Finding out that a mine is going to need a great deal more capital is not one of those value enhancing things

Update : 02 Oct 2023, 03:00 PM

Horizonte Minerals (LON: HZM) (TSE: HZM) shares are down 45% in London this morning. HZM shares have fallen on the revelation that the Brazilian nickel mine is going to require lots more cash. That’s not quite how the company announces it but it is what they mean. It’s also not just that the project economics have changed, it’s the stage at which they’ve changed. They’re stuck over a barrel, with vast sunk costs and yet not able to get the project over the line without more money. That’s just one of those times when no one is nice and you do end up paying a lot for extra cash.

The announcement: “Horizonte Minerals Plc (AIM/TSX: HZM) ("Horizonte" or the "Company"), the nickel company developing two Tier 1 assets in Brazil, announces today that it has made good progress in completing the final detailed engineering and construction design for Line 1 of its 100%-owned Araguaia Nickel Project ("Araguaia" or "the Project"). This work, along with a comprehensive cost review, has resulted in changes to the design and execution scope, which are expected to increase the overall capital expenditure requirement by at least 35% (of current capex budget) and delay first production to Q3-2024.

Given the progress made to date with construction, the value of the Araguaia Line 1 Project and the upcoming delivery of the Feasibility Study on Araguaia Line 2, the Company continues to have strong support from its major partners.  The Company is working on a plan with its various financial institutions together with the cornerstone shareholders for a financing solution to complete construction.”

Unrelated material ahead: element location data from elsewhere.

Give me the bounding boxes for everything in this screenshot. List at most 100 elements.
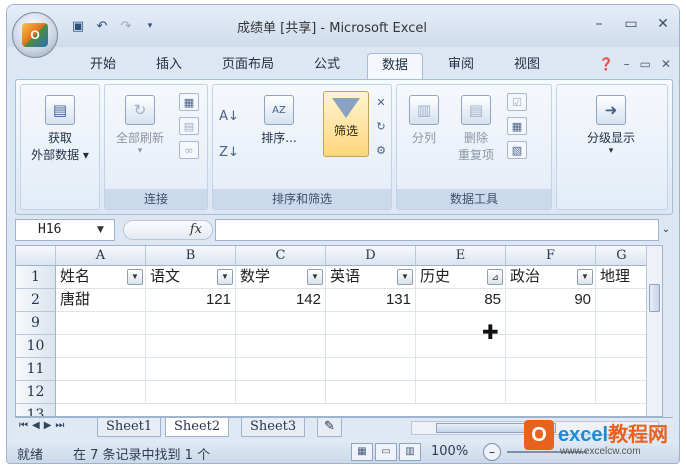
help-icon[interactable]: ❓ [599, 57, 614, 71]
table-cell[interactable]: 142 [236, 289, 326, 312]
table-cell[interactable]: 唐甜 [56, 289, 146, 312]
outline-button[interactable]: ➜ 分级显示 ▾ [563, 95, 659, 156]
tab-data[interactable]: 数据 [367, 53, 423, 79]
insert-function-icon[interactable]: fx [190, 222, 202, 237]
table-cell[interactable] [146, 358, 236, 381]
zoom-out-button[interactable]: – [483, 443, 501, 461]
filter-dropdown-icon[interactable]: ▼ [307, 269, 323, 285]
worksheet-grid[interactable]: A B C D E F G 1 2 9 10 11 12 13 姓名 ▼ 语文 ▼ … [15, 245, 663, 417]
table-cell[interactable] [56, 335, 146, 358]
row-header[interactable]: 11 [16, 358, 56, 381]
row-header[interactable]: 12 [16, 381, 56, 404]
close-button[interactable]: ✕ [647, 13, 679, 35]
table-cell[interactable] [506, 381, 596, 404]
sort-button[interactable]: AZ 排序... [249, 95, 309, 146]
col-header-a[interactable]: A [56, 246, 146, 266]
row-header[interactable]: 1 [16, 266, 56, 289]
vertical-scrollbar[interactable] [646, 246, 662, 416]
active-filter-icon[interactable]: ⊿ [487, 269, 503, 285]
page-break-view-icon[interactable]: ▥ [399, 443, 421, 461]
refresh-all-button[interactable]: ↻ 全部刷新 ▾ [109, 95, 171, 156]
filter-dropdown-icon[interactable]: ▼ [217, 269, 233, 285]
table-cell[interactable]: 85 [416, 289, 506, 312]
table-cell[interactable] [236, 358, 326, 381]
save-icon[interactable]: ▣ [69, 17, 87, 35]
sheet-tab-sheet1[interactable]: Sheet1 [97, 418, 162, 437]
normal-view-icon[interactable]: ▦ [351, 443, 373, 461]
undo-icon[interactable]: ↶ [93, 17, 111, 35]
properties-icon[interactable]: ▤ [179, 117, 199, 135]
table-cell[interactable] [236, 312, 326, 335]
table-header-cell[interactable]: 历史 ⊿ [416, 266, 506, 289]
table-cell[interactable] [56, 312, 146, 335]
table-header-cell[interactable]: 英语 ▼ [326, 266, 416, 289]
what-if-icon[interactable]: ▧ [507, 141, 527, 159]
table-header-cell[interactable]: 地理 [596, 266, 648, 289]
table-cell[interactable] [596, 335, 648, 358]
tab-formulas[interactable]: 公式 [301, 53, 353, 79]
row-header[interactable]: 9 [16, 312, 56, 335]
table-cell[interactable] [506, 312, 596, 335]
table-cell[interactable] [596, 381, 648, 404]
table-cell[interactable] [596, 289, 648, 312]
tab-review[interactable]: 审阅 [435, 53, 487, 79]
table-cell[interactable] [416, 381, 506, 404]
col-header-e[interactable]: E [416, 246, 506, 266]
advanced-filter-icon[interactable]: ⚙ [371, 141, 391, 159]
tab-page-layout[interactable]: 页面布局 [209, 53, 287, 79]
text-to-columns-button[interactable]: ▥ 分列 [401, 95, 447, 146]
table-cell[interactable]: 131 [326, 289, 416, 312]
get-external-data-button[interactable]: ▤ 获取 外部数据 ▾ [27, 95, 93, 163]
ribbon-minimize-icon[interactable]: – [624, 57, 630, 71]
col-header-b[interactable]: B [146, 246, 236, 266]
table-cell[interactable] [236, 335, 326, 358]
customize-qat-icon[interactable]: ▾ [141, 17, 159, 35]
table-cell[interactable] [506, 335, 596, 358]
consolidate-icon[interactable]: ▦ [507, 117, 527, 135]
insert-sheet-icon[interactable]: ✎ [317, 418, 342, 437]
ribbon-close-icon[interactable]: ✕ [661, 57, 671, 71]
minimize-button[interactable]: – [583, 13, 615, 35]
table-cell[interactable] [326, 358, 416, 381]
table-cell[interactable] [146, 312, 236, 335]
reapply-icon[interactable]: ↻ [371, 117, 391, 135]
row-header[interactable]: 13 [16, 404, 56, 416]
sheet-tab-sheet3[interactable]: Sheet3 [241, 418, 306, 437]
sort-descending-icon[interactable]: Z↓ [219, 143, 239, 161]
table-header-cell[interactable]: 数学 ▼ [236, 266, 326, 289]
table-cell[interactable] [326, 335, 416, 358]
table-header-cell[interactable]: 语文 ▼ [146, 266, 236, 289]
table-cell[interactable] [56, 358, 146, 381]
filter-dropdown-icon[interactable]: ▼ [577, 269, 593, 285]
tab-home[interactable]: 开始 [77, 53, 129, 79]
zoom-level[interactable]: 100% [431, 444, 468, 459]
table-cell[interactable] [326, 381, 416, 404]
table-cell[interactable] [56, 381, 146, 404]
data-validation-icon[interactable]: ☑ [507, 93, 527, 111]
office-button[interactable]: O [12, 12, 58, 58]
clear-filter-icon[interactable]: ✕ [371, 93, 391, 111]
name-box-dropdown-icon[interactable]: ▼ [97, 219, 104, 241]
table-cell[interactable] [506, 358, 596, 381]
table-cell[interactable] [416, 358, 506, 381]
col-header-g[interactable]: G [596, 246, 648, 266]
col-header-c[interactable]: C [236, 246, 326, 266]
row-header[interactable]: 2 [16, 289, 56, 312]
table-cell[interactable] [326, 312, 416, 335]
table-header-cell[interactable]: 姓名 ▼ [56, 266, 146, 289]
select-all-corner[interactable] [16, 246, 56, 266]
table-cell[interactable] [596, 358, 648, 381]
formula-input[interactable] [215, 219, 659, 241]
edit-links-icon[interactable]: ∞ [179, 141, 199, 159]
table-cell[interactable] [146, 381, 236, 404]
sheet-nav-buttons[interactable]: ⏮◀▶⏭ [19, 420, 68, 431]
table-cell[interactable]: 90 [506, 289, 596, 312]
tab-insert[interactable]: 插入 [143, 53, 195, 79]
col-header-d[interactable]: D [326, 246, 416, 266]
sort-ascending-icon[interactable]: A↓ [219, 107, 239, 125]
maximize-button[interactable]: ▭ [615, 13, 647, 35]
table-cell[interactable] [596, 312, 648, 335]
redo-icon[interactable]: ↷ [117, 17, 135, 35]
table-cell[interactable]: 121 [146, 289, 236, 312]
filter-dropdown-icon[interactable]: ▼ [127, 269, 143, 285]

Not good, to put it mildly.

Horizonte Minerals share price from Google Finance

There are two reasons for the vast share price change in reaction to an only 35% change in capital costs. The first is simply that of course the mine’s economics now change. If we need 35% more capital then that’s 35% directly out of the bottom line revenue in the plan. That’s going to be a big chunk of predicted profits. So, that’s no good.

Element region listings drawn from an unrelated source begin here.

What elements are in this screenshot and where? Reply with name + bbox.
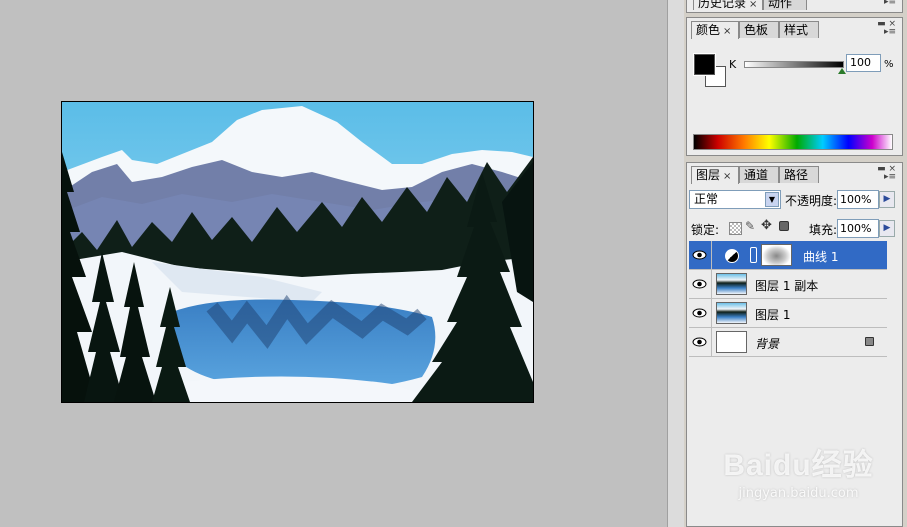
layer-list: 曲线 1 图层 1 副本 图层 1 背景 xyxy=(687,241,902,357)
tab-color[interactable]: 颜色 × xyxy=(691,21,739,39)
k-value-field[interactable]: 100 xyxy=(846,54,881,72)
lock-all-icon[interactable] xyxy=(779,221,789,231)
k-slider-thumb[interactable] xyxy=(838,68,846,74)
layers-panel-tabs: 图层 × 通道 路径 xyxy=(687,163,902,184)
fill-field[interactable]: 100% xyxy=(837,219,879,238)
layer-row-background[interactable]: 背景 xyxy=(689,328,887,357)
tab-paths[interactable]: 路径 xyxy=(779,166,819,183)
opacity-label: 不透明度: xyxy=(785,194,838,208)
blend-mode-select[interactable]: 正常 ▼ xyxy=(689,190,781,209)
tab-styles[interactable]: 样式 xyxy=(779,21,819,38)
lock-label: 锁定: xyxy=(691,223,720,237)
close-icon[interactable]: × xyxy=(723,26,731,37)
eye-icon[interactable] xyxy=(692,278,707,290)
opacity-field[interactable]: 100% xyxy=(837,190,879,209)
eye-icon[interactable] xyxy=(692,336,707,348)
percent-unit: % xyxy=(884,59,894,70)
close-icon[interactable]: × xyxy=(723,171,731,182)
adjustment-layer-icon xyxy=(725,249,739,263)
layer-mask-thumbnail[interactable] xyxy=(761,244,792,266)
foreground-color-swatch[interactable] xyxy=(693,53,716,76)
opacity-arrow-icon[interactable]: ▶ xyxy=(879,191,895,208)
tab-actions[interactable]: 动作 xyxy=(763,0,807,10)
layer-name: 曲线 1 xyxy=(803,250,839,264)
tab-swatches[interactable]: 色板 xyxy=(739,21,779,38)
k-slider-track[interactable] xyxy=(744,61,844,68)
panel-menu-icon[interactable]: ▸≡ xyxy=(884,0,896,7)
layer-name: 图层 1 副本 xyxy=(755,279,819,293)
channel-label: K xyxy=(729,58,737,71)
history-panel: 历史记录 × 动作 ▸≡ xyxy=(686,0,903,13)
layer-row-layer1[interactable]: 图层 1 xyxy=(689,299,887,328)
lock-pixels-icon[interactable]: ✎ xyxy=(745,219,755,233)
eye-icon[interactable] xyxy=(692,307,707,319)
link-icon[interactable] xyxy=(750,247,757,263)
layer-thumbnail[interactable] xyxy=(716,273,747,295)
layer-thumbnail[interactable] xyxy=(716,331,747,353)
layer-name: 背景 xyxy=(755,337,780,351)
color-panel-tabs: 颜色 × 色板 样式 xyxy=(687,18,902,39)
panel-dock: 历史记录 × 动作 ▸≡ ▬ × ▸≡ 颜色 × 色板 样式 K 100 % ▬… xyxy=(684,0,907,527)
canvas-area[interactable] xyxy=(0,0,667,527)
lock-transparency-icon[interactable] xyxy=(729,222,742,235)
color-spectrum-bar[interactable] xyxy=(693,134,893,150)
layer-row-layer1-copy[interactable]: 图层 1 副本 xyxy=(689,270,887,299)
lock-position-icon[interactable]: ✥ xyxy=(761,218,772,233)
tab-channels[interactable]: 通道 xyxy=(739,166,779,183)
tab-layers[interactable]: 图层 × xyxy=(691,166,739,184)
lock-icon xyxy=(865,337,874,346)
eye-icon[interactable] xyxy=(692,249,707,261)
layer-row-curves[interactable]: 曲线 1 xyxy=(689,241,887,270)
layer-thumbnail[interactable] xyxy=(716,302,747,324)
layers-panel: ▬ × ▸≡ 图层 × 通道 路径 正常 ▼ 不透明度: 100% ▶ 锁定: ✎ … xyxy=(686,162,903,527)
panel-divider[interactable] xyxy=(667,0,685,527)
fill-arrow-icon[interactable]: ▶ xyxy=(879,220,895,237)
landscape-photo xyxy=(62,102,533,402)
fill-label: 填充: xyxy=(809,223,838,237)
chevron-down-icon[interactable]: ▼ xyxy=(765,192,779,207)
layer-name: 图层 1 xyxy=(755,308,791,322)
color-panel: ▬ × ▸≡ 颜色 × 色板 样式 K 100 % xyxy=(686,17,903,156)
tab-history[interactable]: 历史记录 × xyxy=(693,0,763,10)
close-icon[interactable]: × xyxy=(749,0,757,10)
document-image[interactable] xyxy=(61,101,534,403)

But more than this it’s when the new numbers have been revealed. They’re already boots on the ground, building stuff. Which, to put it crudely, makes them easy meat for any passing financier. They’ve got to have the extra money given the amount already sunk into the project. So, the price that can be charged for the extra money will be high.

It’s possible that 45% is too much of a reaction in the share price. But we’d not suggest going long as yet - there might well be more news to come here. And a half completed mine can, in fact, be worth less than one not even started as yet.